No entanto, tem sido dada pouca atenção à probabilidade de ataques físicos e de sabotagem da maquinaria e da construção dos centros de dados e do hardware que lhes está associado. Na semana passada, esta atividade foi rapidamente trazida para a ribalta pelos contra-ataques feitos a centros de dados (dois nos Emirados Árabes Unidos e um no Barém) por drones e mísseis lançados a partir do Irão. Os danos causados pelo fogo foram mínimos, mas suficientemente incómodos para resultar na suspensão temporária de todo o tráfego local da Internet e para demonstrar a capacidade futura de foguetes mais potentes que transportam cargas explosivas ou nucleares altamente destrutivas.

A estas manobras seguiram-se dois IBM de médio alcance, disparados a uma distância de 4.000 km, para atacar a base militar britânica de Diego Garcia, no Oceano Índico. Embora sem êxito devido à interceção por um navio de guerra americano, este desenvolvimento demonstrou a capacidade do Irão ou dos seus aliados para atacar a maior parte dos territórios da UE. Os centros de dados e similares serão alvos privilegiados devido à concentração num único local de edifícios e máquinas extremamente dispendiosos.

No Parque Industrial de Sines, a construção atualmente em curso deverá permitir, até 2030, um investimento total de 25 mil milhões de euros por parte das megacorporações americanas e das empresas de telecomunicações na construção de um enorme centro de dados (o projeto StartCampus), apoiado por instalações de dessalinização, sistemas de arrefecimento da água do mar, produção de energia e desenvolvimento urbano para acomodar a força de trabalho.

Sines será um ponto de aterragem para vários dos principais circuitos, dos quais o EllaLink é o maior.O sistema de cabos independente Equiano, propriedade da Google, aterrará em Sesimbra e cobrirá o tráfego para África e partes da UE.

Embora os cabos centrais estejam protegidos por várias camadas de metal e plástico, podem ser danificados pela atividade sísmica, pela pesca de arrasto ou pela extração mineira no fundo do mar, bem como por tubarões, baleias e outros animais marinhos que os roem e empurram com o focinho.

Créditos: Imagem fornecida; Autor: India today world desk;

No entanto, pouco se preparou para os danos ou a destruição provocados por submersíveis e drones submarinos inimigos, que podem ser lançados a partir de submarinos ou de navios mercantes disfarçados, capazes de disparar mísseis de curto e médio alcance para destruir facilmente propriedades concentradas numa pequena área-alvo.A criação de uma "cúpula de ferro" protetora, como a utilizada por Israel, complementada por interceptores automáticos, tem um valor utilitário decrescente porque a tecnologia de IA pode localizar alvos e efetuar a "obliteração" a uma velocidade superior à do pensamento humano.

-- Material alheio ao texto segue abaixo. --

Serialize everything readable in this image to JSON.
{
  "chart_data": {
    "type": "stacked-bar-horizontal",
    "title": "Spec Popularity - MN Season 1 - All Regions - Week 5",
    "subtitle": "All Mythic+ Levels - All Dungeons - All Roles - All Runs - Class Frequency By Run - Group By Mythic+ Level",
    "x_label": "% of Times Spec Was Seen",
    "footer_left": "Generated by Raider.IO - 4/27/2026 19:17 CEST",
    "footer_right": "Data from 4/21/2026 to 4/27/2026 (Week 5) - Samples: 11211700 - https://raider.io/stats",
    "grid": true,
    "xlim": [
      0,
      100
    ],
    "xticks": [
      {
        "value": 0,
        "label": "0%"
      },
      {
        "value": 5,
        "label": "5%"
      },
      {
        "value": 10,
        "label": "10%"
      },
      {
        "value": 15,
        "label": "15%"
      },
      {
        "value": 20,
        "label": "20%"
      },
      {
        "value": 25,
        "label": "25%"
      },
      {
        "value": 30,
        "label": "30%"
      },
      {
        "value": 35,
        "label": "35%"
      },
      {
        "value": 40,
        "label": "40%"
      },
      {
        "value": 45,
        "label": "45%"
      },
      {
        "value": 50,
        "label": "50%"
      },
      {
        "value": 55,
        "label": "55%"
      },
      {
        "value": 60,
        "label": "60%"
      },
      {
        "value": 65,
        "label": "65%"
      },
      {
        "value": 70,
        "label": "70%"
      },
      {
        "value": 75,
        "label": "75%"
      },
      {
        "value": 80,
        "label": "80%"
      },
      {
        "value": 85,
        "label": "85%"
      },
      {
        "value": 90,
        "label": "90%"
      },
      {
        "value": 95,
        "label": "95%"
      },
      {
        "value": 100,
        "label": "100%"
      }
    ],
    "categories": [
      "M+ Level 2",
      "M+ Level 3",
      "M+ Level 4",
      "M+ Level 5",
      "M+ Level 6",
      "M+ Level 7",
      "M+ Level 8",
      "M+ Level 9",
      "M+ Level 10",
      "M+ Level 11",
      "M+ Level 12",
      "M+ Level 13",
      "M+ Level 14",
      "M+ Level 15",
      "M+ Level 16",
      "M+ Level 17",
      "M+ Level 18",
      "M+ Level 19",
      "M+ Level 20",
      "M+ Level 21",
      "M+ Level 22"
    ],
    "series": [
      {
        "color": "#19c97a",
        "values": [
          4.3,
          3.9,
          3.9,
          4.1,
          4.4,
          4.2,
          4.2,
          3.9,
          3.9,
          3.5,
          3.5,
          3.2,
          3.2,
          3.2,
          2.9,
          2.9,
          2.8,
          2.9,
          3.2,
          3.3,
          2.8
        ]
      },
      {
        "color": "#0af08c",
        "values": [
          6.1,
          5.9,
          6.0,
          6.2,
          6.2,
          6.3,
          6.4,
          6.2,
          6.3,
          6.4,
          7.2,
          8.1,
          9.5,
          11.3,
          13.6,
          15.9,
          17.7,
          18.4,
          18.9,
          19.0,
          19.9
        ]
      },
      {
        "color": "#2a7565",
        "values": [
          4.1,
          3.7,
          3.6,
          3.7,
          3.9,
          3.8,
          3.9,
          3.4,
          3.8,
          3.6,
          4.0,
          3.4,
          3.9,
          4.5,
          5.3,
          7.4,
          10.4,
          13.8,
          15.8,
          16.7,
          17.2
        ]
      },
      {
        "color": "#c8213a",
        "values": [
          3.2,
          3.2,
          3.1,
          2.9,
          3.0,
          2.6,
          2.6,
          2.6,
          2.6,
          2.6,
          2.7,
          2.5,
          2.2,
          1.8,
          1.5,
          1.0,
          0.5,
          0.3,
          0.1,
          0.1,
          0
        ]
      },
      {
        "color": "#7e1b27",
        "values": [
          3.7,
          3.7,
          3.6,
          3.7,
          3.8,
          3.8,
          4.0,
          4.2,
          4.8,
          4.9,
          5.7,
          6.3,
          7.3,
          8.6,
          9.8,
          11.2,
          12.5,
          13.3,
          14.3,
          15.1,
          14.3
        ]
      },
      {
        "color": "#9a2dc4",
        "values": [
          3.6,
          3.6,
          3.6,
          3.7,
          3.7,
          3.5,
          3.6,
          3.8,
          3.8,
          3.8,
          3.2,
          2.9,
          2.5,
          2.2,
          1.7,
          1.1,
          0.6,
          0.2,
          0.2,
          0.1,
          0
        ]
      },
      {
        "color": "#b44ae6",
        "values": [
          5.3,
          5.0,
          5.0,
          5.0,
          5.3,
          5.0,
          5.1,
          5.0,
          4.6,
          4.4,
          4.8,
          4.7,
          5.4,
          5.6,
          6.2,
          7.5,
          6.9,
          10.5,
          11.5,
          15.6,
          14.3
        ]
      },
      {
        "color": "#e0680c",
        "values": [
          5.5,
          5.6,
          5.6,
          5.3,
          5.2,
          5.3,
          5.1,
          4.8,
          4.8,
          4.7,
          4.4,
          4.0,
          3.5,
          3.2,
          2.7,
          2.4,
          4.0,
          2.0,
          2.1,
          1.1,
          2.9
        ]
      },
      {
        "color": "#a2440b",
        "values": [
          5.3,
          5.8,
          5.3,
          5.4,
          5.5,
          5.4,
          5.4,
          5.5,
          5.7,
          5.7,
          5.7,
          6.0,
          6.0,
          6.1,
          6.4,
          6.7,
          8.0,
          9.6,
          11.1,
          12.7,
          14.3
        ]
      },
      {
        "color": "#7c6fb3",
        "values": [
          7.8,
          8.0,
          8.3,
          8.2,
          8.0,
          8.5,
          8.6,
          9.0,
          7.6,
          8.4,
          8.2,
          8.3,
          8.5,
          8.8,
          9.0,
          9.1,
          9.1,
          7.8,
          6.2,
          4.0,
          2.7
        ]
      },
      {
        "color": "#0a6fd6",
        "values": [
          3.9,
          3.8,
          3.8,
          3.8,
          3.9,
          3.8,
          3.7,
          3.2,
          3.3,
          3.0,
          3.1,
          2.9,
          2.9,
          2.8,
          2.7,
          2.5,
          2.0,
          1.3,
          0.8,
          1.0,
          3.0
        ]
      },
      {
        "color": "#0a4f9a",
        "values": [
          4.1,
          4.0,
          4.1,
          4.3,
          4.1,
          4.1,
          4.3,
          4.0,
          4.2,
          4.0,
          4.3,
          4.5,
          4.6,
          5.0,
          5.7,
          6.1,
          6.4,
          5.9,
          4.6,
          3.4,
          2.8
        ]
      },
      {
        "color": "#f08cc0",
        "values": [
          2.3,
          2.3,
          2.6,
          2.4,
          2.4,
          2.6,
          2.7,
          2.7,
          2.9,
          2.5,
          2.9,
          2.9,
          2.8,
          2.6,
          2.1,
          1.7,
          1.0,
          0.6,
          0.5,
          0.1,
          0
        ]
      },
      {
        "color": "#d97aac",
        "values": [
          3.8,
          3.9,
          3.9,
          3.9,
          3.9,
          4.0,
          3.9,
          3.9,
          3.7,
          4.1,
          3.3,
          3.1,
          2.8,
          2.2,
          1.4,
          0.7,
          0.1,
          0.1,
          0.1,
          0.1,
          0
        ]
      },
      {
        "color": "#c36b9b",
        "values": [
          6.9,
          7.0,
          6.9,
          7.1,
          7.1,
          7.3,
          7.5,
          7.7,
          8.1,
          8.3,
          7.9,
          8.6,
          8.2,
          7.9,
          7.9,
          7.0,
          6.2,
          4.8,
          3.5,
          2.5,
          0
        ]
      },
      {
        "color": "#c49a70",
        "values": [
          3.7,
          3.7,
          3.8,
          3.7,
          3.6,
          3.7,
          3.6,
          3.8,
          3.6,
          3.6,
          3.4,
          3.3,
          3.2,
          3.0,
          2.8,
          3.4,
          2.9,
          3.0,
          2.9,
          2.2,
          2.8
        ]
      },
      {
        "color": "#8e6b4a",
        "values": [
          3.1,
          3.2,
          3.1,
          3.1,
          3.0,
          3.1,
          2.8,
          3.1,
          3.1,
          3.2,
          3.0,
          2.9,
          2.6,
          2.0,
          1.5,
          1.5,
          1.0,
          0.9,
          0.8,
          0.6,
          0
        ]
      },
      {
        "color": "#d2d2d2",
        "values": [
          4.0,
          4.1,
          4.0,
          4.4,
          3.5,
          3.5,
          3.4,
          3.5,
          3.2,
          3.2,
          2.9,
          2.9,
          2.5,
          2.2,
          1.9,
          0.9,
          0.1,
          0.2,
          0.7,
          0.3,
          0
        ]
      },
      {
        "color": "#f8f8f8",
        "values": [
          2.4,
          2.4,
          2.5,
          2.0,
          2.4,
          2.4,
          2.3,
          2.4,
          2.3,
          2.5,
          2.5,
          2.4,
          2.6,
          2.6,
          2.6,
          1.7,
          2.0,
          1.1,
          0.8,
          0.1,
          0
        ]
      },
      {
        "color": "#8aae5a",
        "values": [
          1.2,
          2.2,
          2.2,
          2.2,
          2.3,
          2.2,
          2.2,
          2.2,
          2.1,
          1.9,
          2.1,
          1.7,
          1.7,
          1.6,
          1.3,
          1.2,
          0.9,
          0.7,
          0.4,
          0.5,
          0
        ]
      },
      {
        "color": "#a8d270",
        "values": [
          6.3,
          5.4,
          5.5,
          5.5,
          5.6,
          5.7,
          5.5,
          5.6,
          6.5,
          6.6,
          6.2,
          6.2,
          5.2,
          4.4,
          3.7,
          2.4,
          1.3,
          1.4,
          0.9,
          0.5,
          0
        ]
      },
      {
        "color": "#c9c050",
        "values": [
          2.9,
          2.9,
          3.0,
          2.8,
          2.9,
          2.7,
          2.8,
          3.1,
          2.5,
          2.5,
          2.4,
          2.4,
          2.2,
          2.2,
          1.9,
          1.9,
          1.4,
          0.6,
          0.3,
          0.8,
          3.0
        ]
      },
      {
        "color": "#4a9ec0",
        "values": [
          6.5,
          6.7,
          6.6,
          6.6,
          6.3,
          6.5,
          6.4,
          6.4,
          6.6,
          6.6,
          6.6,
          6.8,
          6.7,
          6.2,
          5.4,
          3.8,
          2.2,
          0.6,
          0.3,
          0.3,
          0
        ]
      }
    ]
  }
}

As formas tradicionais de sabotagem em terra são consideradas de baixo risco se a zona de Sines se tornar um enclave com um controlo rigoroso do acesso utilizando os mais recentes procedimentos de identificação da IA. A maioria dos empregos de gestão especializados será atribuída a pessoal formado nos EUA e selecionado/protegido pelos seus serviços secretos. O trabalho de manutenção de rotina será cada vez mais realizado por robôs incorruptíveis.

Atualmente, supõe-se que a ameaça venha do Irão e dos seus aliados ou de um dos blocos de Leste, mas o mundo geopolítico está a mudar tão rapidamente que as actuais alianças, como a NATO, serão em breve substituídas por diferentes agrupamentos de nações.Talvez mais relevante seja o facto de as megacorporações se tornarem mais omnipotentes do que algumas das nações que as acolhem e, assim, serem capazes de agir independentemente da governação para criar e proteger novas economias. A infame organização criminosa SPECTRE do mundo de fantasia de James Bond pode tornar-se uma realidade!

A guerra na tradição das armas e das bombas, como a usada em Gaza e na Ucrânia, será em breve substituída pelas armas sofisticadas e pelos sistemas de vigilância que estão a ser desenvolvidos para os EUA pela corporação Palantir Gotham. Esperemos que o povo português nunca os veja serem usados na nossa ainda adorável terra.